RO: Your sideburns are very nearly a full beard. How long did it take you to grow them? Several years, we're guessing.
MF: My sideburns are a product of when you're a young teenager and having facial hair is the cool thing to do, except for one problem... everyone else is able to grow some but for whatever reason I was a late bloomer and never could till much later. Felt like I was three years late to my prom.
So once I could grow them, I always kept them. And now I rather enjoy all the Spanish Elvis references I get. After all, he was the King, wasn't he?
RO: Something serious, even more serious than full-grown tigers: What's this new album going to be like? What percentage will be in Spanish? Guest features?
MF: It's perhaps the most artistic approach I've taken to recording. My first release was entirely Spanish, the second one a hybrid of both English and Spanish. But this one is entirely English. I have enjoyed the diversity very much. I teamed up with a band I play with on the side, The Radio Drama. It's dark and vivid, inspired by the loss of my beloved grandfather and is themed with Day of the Dead.
The album is titled Love Is In The Bones and I had my face painted in honor of him to celebrate his new life. So in turn, the songs on this album also reflect times in my life when I have had to let certain parts of my heart 'die' in a ense in order to celebrate the new life that needs to take place. So a lot of my songs this time deal with the darker side of love and even family and how there's not always a happy fairy-tale ending, but yet it all leads to the birth of new and healthy emotions that may have been dormant before.
Sometimes moving on is exactly what we needed, is what I really mean
RO: Why hasn't a musician with a focus on Spanish from Houston really popped? It seems like that should've happened already.
MF: As for the Latin music in general, I am a bit mystified myself that Houston isn't more on the map. Maybe I can do my part getting it out there. It's a wonderful culture; I am so very proud of my heritage. So much that as difficult as writing in Spanish has been for me, I set out to make it happen.

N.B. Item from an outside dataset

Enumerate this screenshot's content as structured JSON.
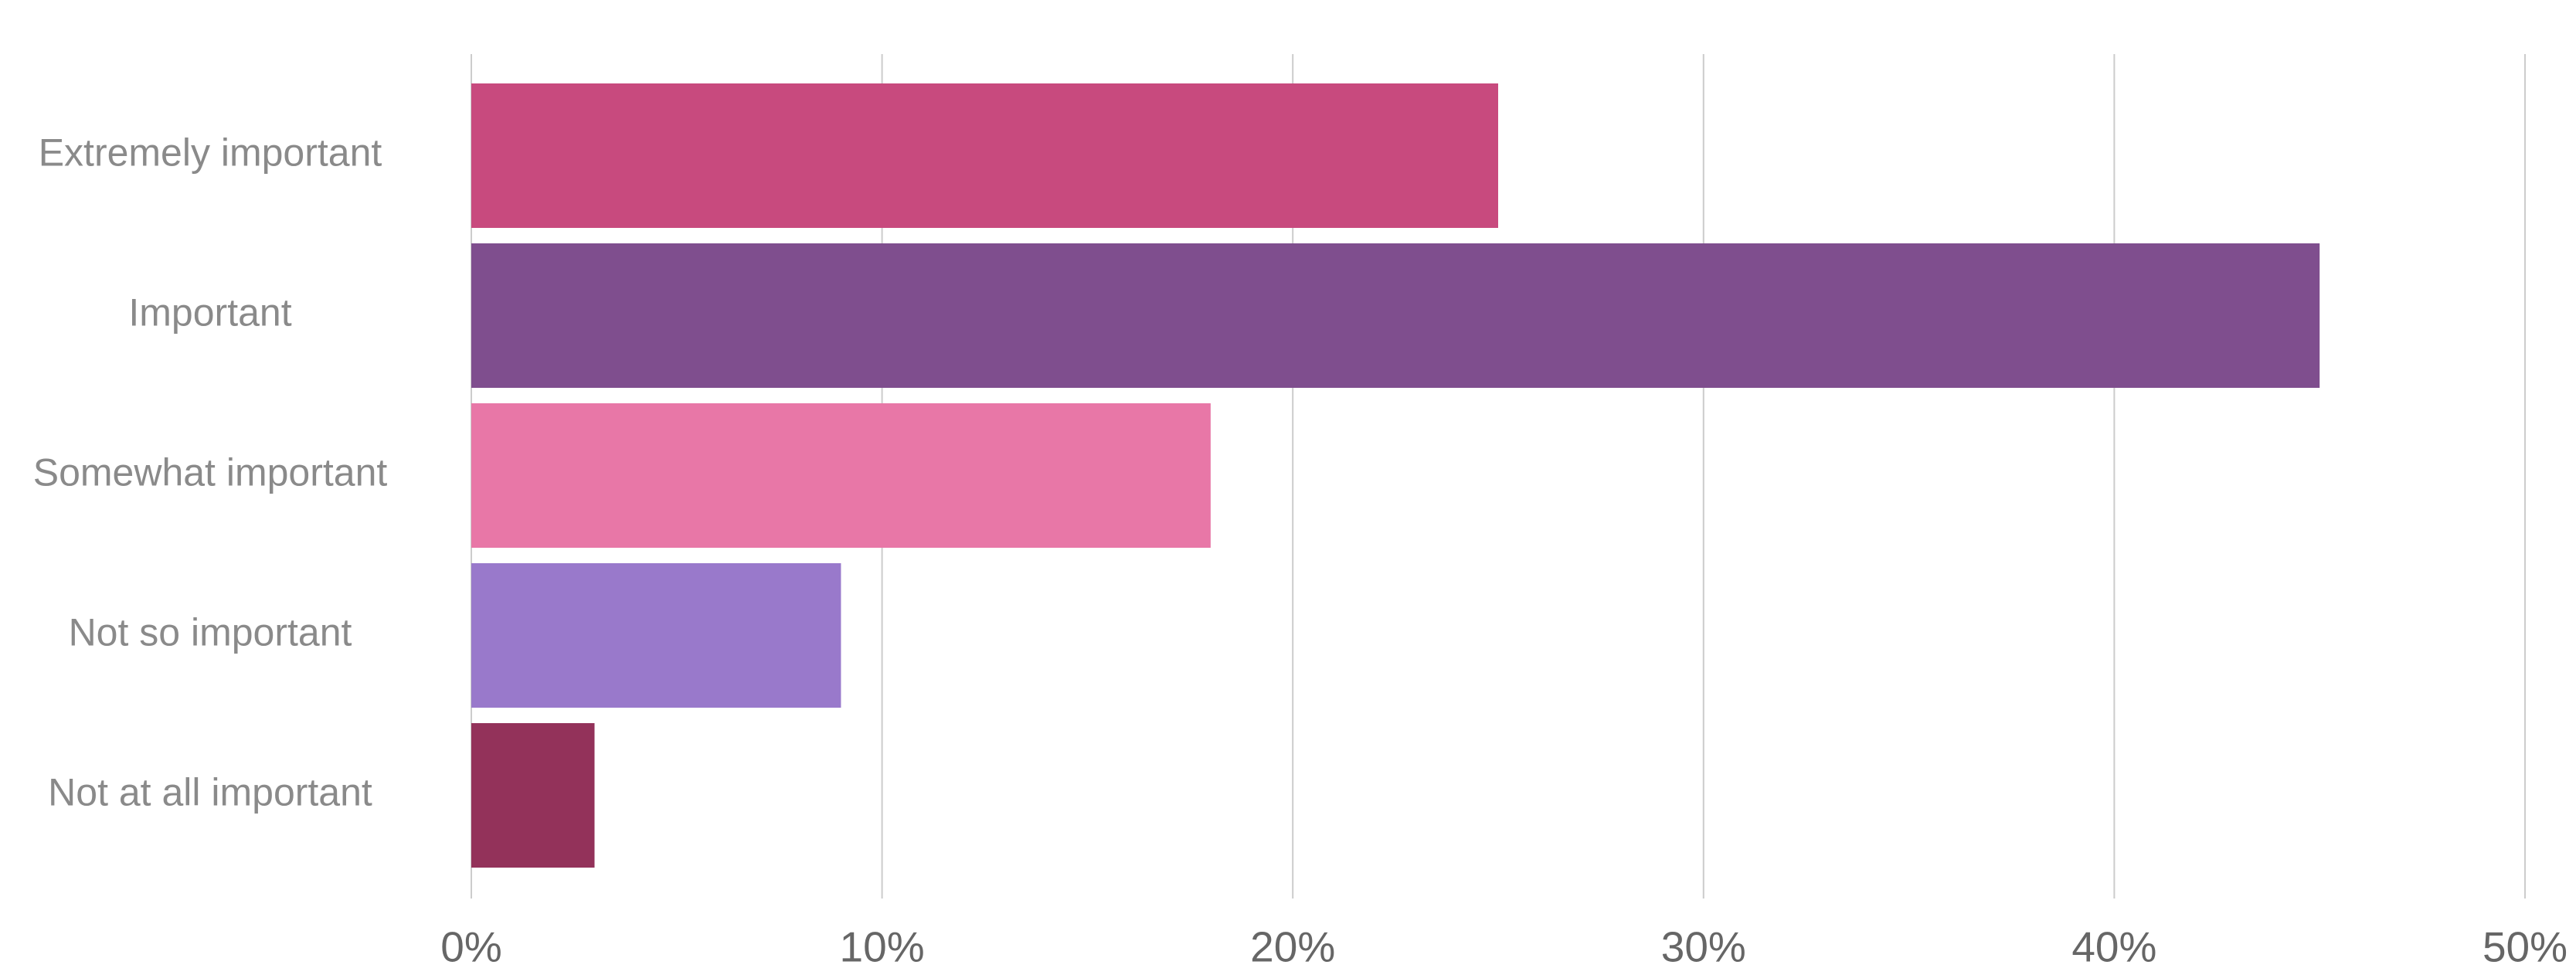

A lot of my generation has been shut out of speaking and relating to people in Spanish. We try so hard to fit in here in America to avoid stereotypes that we often forget just how rich in beauty our heritage and culture is. In fact, there is so, so much influence that Spain and Mexico have in this area that it would be a tragedy to shut it out. I love being brown, as my friends joke with me about. But my love for good ol' American rock and roll is what makes me mix and blend the two sounds and vibes together.
I will probably always have it that way, because that's how everyday life and conversation is for me. The joining of two worlds is always a beautiful thing.